Ini Kalimat Terakhir Anthonius, Petugas Airnav yang Meninggal Saat Gempa Palu

Oleh Teddy Tri Setio Berty pada 01 Okt 2018, 15:08 WIB
Diperbarui 02 Okt 2018, 20:14 WIB
Jasad Anthonius Gunawan Agung, petugas Airnav yang tewas saat gempa Palu (Twitter/@Airnav_Official)

Liputan6.com, Palu - Sosok Anthonius Gunawan Agung jadi sorotan lantaran aksi heroiknya yang menghebohkan media sosial. Banyak warganet yang memuji sekaligus sedih dengan upaya yang dilakukan oleh pria yang pada Oktober ini genap berusia 22 tahun.

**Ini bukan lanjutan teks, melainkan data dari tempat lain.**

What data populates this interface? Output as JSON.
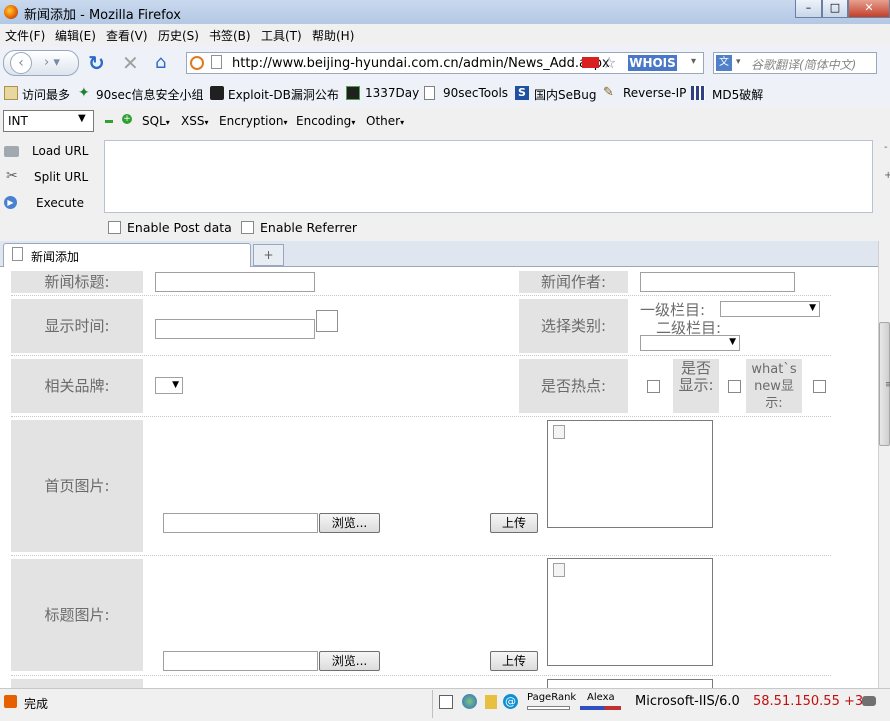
{
  "window": {
    "title": "新闻添加 - Mozilla Firefox"
  },
  "menu": [
    "文件(F)",
    "编辑(E)",
    "查看(V)",
    "历史(S)",
    "书签(B)",
    "工具(T)",
    "帮助(H)"
  ],
  "nav": {
    "url": "http://www.beijing-hyundai.com.cn/admin/News_Add.aspx",
    "whois": "WHOIS",
    "search_placeholder": "谷歌翻译(简体中文)"
  },
  "bookmarks": [
    "访问最多",
    "90sec信息安全小组",
    "Exploit-DB漏洞公布",
    "1337Day",
    "90secTools",
    "国内SeBug",
    "Reverse-IP",
    "MD5破解"
  ],
  "hackbar": {
    "int_select": "INT",
    "menus": [
      "SQL",
      "XSS",
      "Encryption",
      "Encoding",
      "Other"
    ],
    "load_url": "Load URL",
    "split_url": "Split URL",
    "execute": "Execute",
    "enable_post": "Enable Post data",
    "enable_referrer": "Enable Referrer"
  },
  "tab": {
    "label": "新闻添加"
  },
  "form": {
    "title_label": "新闻标题:",
    "author_label": "新闻作者:",
    "time_label": "显示时间:",
    "category_label": "选择类别:",
    "cat1_label": "一级栏目:",
    "cat2_label": "二级栏目:",
    "brand_label": "相关品牌:",
    "hot_label": "是否热点:",
    "show_label": "是否显示:",
    "whats_new_label": "what`s new显示:",
    "home_img_label": "首页图片:",
    "title_img_label": "标题图片:",
    "browse": "浏览...",
    "upload": "上传"
  },
  "status": {
    "text": "完成",
    "pagerank": "PageRank",
    "alexa": "Alexa",
    "server": "Microsoft-IIS/6.0",
    "ip": "58.51.150.55 +3"
  }
}
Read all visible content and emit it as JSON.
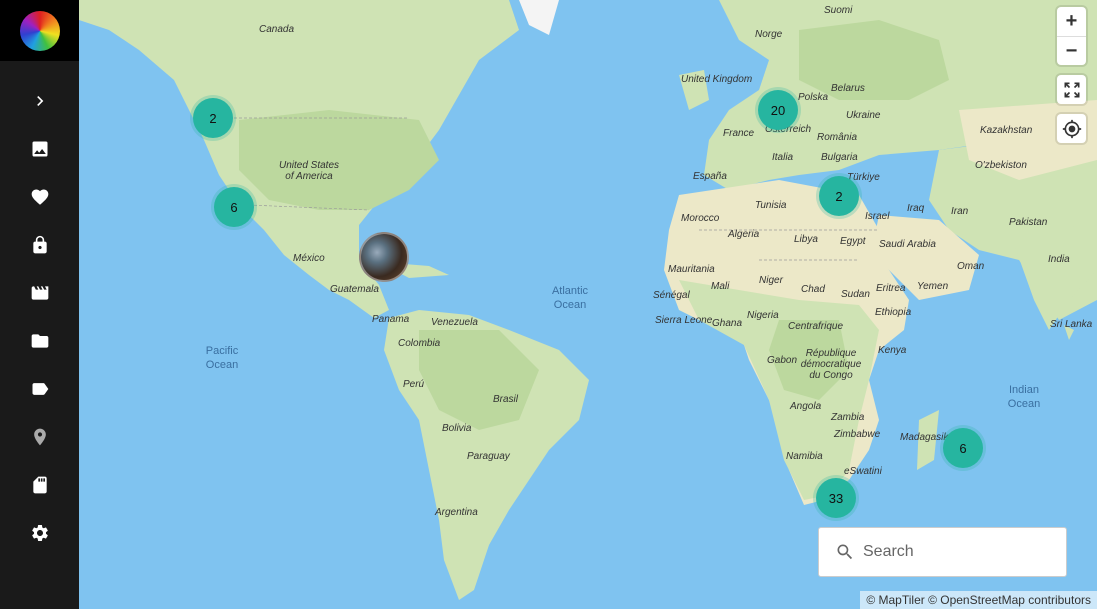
{
  "sidebar": {
    "logo": "rainbow-circle-logo",
    "items": [
      {
        "name": "expand-icon"
      },
      {
        "name": "photos-icon"
      },
      {
        "name": "favorites-icon"
      },
      {
        "name": "private-icon"
      },
      {
        "name": "videos-icon"
      },
      {
        "name": "folders-icon"
      },
      {
        "name": "labels-icon"
      },
      {
        "name": "places-icon"
      },
      {
        "name": "library-icon"
      },
      {
        "name": "settings-icon"
      }
    ]
  },
  "map": {
    "labels": {
      "canada": "Canada",
      "united_states": "United States of America",
      "mexico": "México",
      "guatemala": "Guatemala",
      "panama": "Panama",
      "venezuela": "Venezuela",
      "colombia": "Colombia",
      "peru": "Perú",
      "brasil": "Brasil",
      "bolivia": "Bolivia",
      "paraguay": "Paraguay",
      "argentina": "Argentina",
      "suomi": "Suomi",
      "norge": "Norge",
      "united_kingdom": "United Kingdom",
      "polska": "Polska",
      "belarus": "Belarus",
      "ukraine": "Ukraine",
      "osterreich": "Österreich",
      "france": "France",
      "romania": "România",
      "italia": "Italia",
      "bulgaria": "Bulgaria",
      "espana": "España",
      "turkiye": "Türkiye",
      "kazakhstan": "Kazakhstan",
      "ozbekiston": "O'zbekiston",
      "tunisia": "Tunisia",
      "israel": "Israel",
      "iraq": "Iraq",
      "iran": "Iran",
      "pakistan": "Pakistan",
      "morocco": "Morocco",
      "algeria": "Algeria",
      "libya": "Libya",
      "egypt": "Egypt",
      "saudi_arabia": "Saudi Arabia",
      "oman": "Oman",
      "india": "India",
      "mauritania": "Mauritania",
      "mali": "Mali",
      "niger": "Niger",
      "chad": "Chad",
      "sudan": "Sudan",
      "eritrea": "Eritrea",
      "yemen": "Yemen",
      "senegal": "Sénégal",
      "sierra_leone": "Sierra Leone",
      "ghana": "Ghana",
      "nigeria": "Nigeria",
      "centrafrique": "Centrafrique",
      "ethiopia": "Ethiopia",
      "sri_lanka": "Sri Lanka",
      "gabon": "Gabon",
      "rdc": "République démocratique du Congo",
      "kenya": "Kenya",
      "angola": "Angola",
      "zambia": "Zambia",
      "zimbabwe": "Zimbabwe",
      "madagasikara": "Madagasikara",
      "namibia": "Namibia",
      "eswatini": "eSwatini"
    },
    "oceans": {
      "pacific": "Pacific Ocean",
      "atlantic": "Atlantic Ocean",
      "indian": "Indian Ocean"
    },
    "clusters": [
      {
        "id": "west-canada",
        "count": "2"
      },
      {
        "id": "california",
        "count": "6"
      },
      {
        "id": "europe",
        "count": "20"
      },
      {
        "id": "east-med",
        "count": "2"
      },
      {
        "id": "south-africa",
        "count": "33"
      },
      {
        "id": "mauritius",
        "count": "6"
      }
    ]
  },
  "controls": {
    "zoom_in": "+",
    "zoom_out": "−"
  },
  "search": {
    "placeholder": "Search"
  },
  "attribution": "© MapTiler © OpenStreetMap contributors",
  "colors": {
    "cluster": "#26b5a0",
    "ocean": "#7fc3f0",
    "land": "#cfe3b4",
    "sidebar": "#1a1a1a"
  }
}
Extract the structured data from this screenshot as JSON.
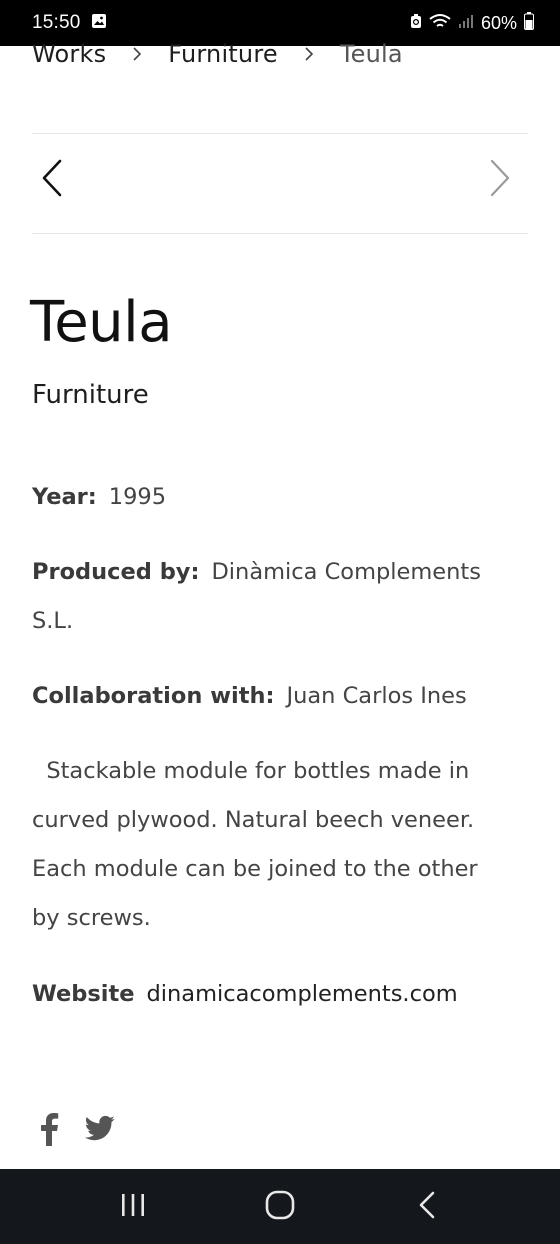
{
  "status_bar": {
    "time": "15:50",
    "battery": "60%"
  },
  "breadcrumb": {
    "items": [
      "Works",
      "Furniture",
      "Teula"
    ]
  },
  "work": {
    "title": "Teula",
    "category": "Furniture",
    "year_label": "Year:",
    "year": "1995",
    "produced_label": "Produced by:",
    "produced_by": "Dinàmica Complements S.L.",
    "collab_label": "Collaboration with:",
    "collaboration": "Juan Carlos Ines",
    "description": "  Stackable module for bottles made in curved plywood. Natural beech veneer. Each module can be joined to the other by screws.",
    "website_label": "Website",
    "website": "dinamicacomplements.com"
  },
  "icons": {
    "prev": "chevron-left-icon",
    "next": "chevron-right-icon",
    "social": [
      "facebook-icon",
      "twitter-icon"
    ]
  },
  "colors": {
    "text": "#3a3a3a",
    "title": "#111111",
    "status_bar": "#000000",
    "nav_bar": "#14171c"
  }
}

Dikutip dari situs Sky News, Senin (1/10/2018) ternyata, sang pilot maskapai Batik Air yang menerbangkan pesawatnya berkat bantuan Anthonius buka suara. Ia membeberkan kalimat terakhir yang diucapkan oleh Anthonius sebelum meninggal dunia.

Apa ucapan Anthonius?

Sebelumnya, saat gempa Palu, Anthonius Gunawan Agung tengah berada di menara kontrol Bandara Mutiara Sis Al Jufri, Palu untuk memastikan Batik Air terbang dengan selamat. Namun, tiba-tiba atap ambruk akibat gempa dan Anthonius langsung melompat dari menara.

Peristiwa ini dikabarkan oleh pengamat penerbangan dan investigator swasta khusus kasus-kasus kecelakaan pesawat, Gerry Soejatman dalam akun twitternya.

Dalam akun twitternya, Gerry menulis bahwa Anthonius adalah seorang petugas ATC yang melompat dari menara saat gempa Palu setelah dia memastikan Batik Air terbang dengan selamat.

Namun, beberapa saat kemudian, akun twitter resmi AirNav mengabarkan bahwa Anthonius telah meninggal dunia.

Jika tidak ada Anthonius maka ratusan penumpang yang ada di dalam pesawat akan berada dalam bahaya. Ia memilih untuk menyelesaikan tugasnya, meski gempa Palu ia rasakan.

Anthonius Gunawan Agung yang panik memutuskan untuk melompat dari atas menara karena takut bangunan yang ia injak akan roboh. Dengan beraninya ia melompat dari jendela lantai empat dan mengakibatkan patah kaki.

 

Saksikan video pilihan di bawah ini:

2 of 2

Kalimat Terakhir Anthonius

Anthonius Gunawan Agung (Twitter/@Airnav_official)
Anthonius Gunawan Agung (Twitter/@Airnav_official)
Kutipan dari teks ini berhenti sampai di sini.